There’s no doubt that the pandemic has fundamentally altered the definition of “the workplace.” The adjustment for some companies was slow and not without hiccups, but most were able to adapt fairly quickly to remote work, where possible. And there’s also no doubt that employees have a different outlook on remote work than before. In a Harris poll conducted in May, three fourths of Americans reported they preferred either permanently working remotely or favored a home-office hybrid option once the pandemic ends.
Enterprises should embrace remote work options, where possible. What’s clear is that continuing to attract top talent will require it. And remote work options can have the added benefit of tapping into a larger, more diverse talent pool.
With worsening heat waves, hurricanes, and wildfires plaguing much of the world, the climate crisis is an urgent threat that enterprises must take seriously. For many companies, that means reducing their carbon footprint by doing things like eliminating paper, going all digital, and turning to renewable energy sources to fuel their operations.But some are taking it a step further and considering the carbon footprint of their entire supply chain — and that’s key to having a truly positive impact on CO2 emissions. Raw material providers are increasingly being considered to be part of an enterprise’s carbon footprint both by the public at large and their own customers.
Not only are the benefits of reducing your carbon footprint, paper waste and supply chain simplification obvious in combating climate change, but they also makes good business sense. Renewable energy is getting cheaper, and in many parts of the world is more cost-effective than fossil fuels. And beyond just the cost savings, massive investments in growing renewable energies worldwide are driving the energy sector forward.
Fallout from a once-in-a-century health crisis has disrupted global supply chains unlike anything we’ve seen in the last 30 years. Rapidly changing consumer habits, factory shutdowns, and poor collaboration and information sharing upended the system. But out of turmoil arises innovation — and the need to accelerate innovation with tech solutions has never been greater.

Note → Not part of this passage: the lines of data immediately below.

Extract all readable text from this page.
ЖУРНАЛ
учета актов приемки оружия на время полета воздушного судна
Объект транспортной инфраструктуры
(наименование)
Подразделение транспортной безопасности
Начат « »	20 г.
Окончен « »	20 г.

That’s why more and more enterprises are turning to low-code / no-code toolsets to deliver digital transformations quickly while reducing costs and driving business value. These toolsets eliminate the need for highly skilled developers to create enterprise-grade mobile applications, rapidly speeding up the development process and allowing for quick deployment into the field. Pandemic disruptions require enterprises to adapt to the changing market conditions faster, and low-code / no-code toolsets will continue to be tools of choice for driving innovation.
While we cannot predict the future, we can reasonably conclude that these trends will continue in 2022. And going forward, enterprises that embrace them and become more digital overall are likely to improve their bottom lines, deliver a positive impact against environmental and climate concerns, and become more competitive as a result.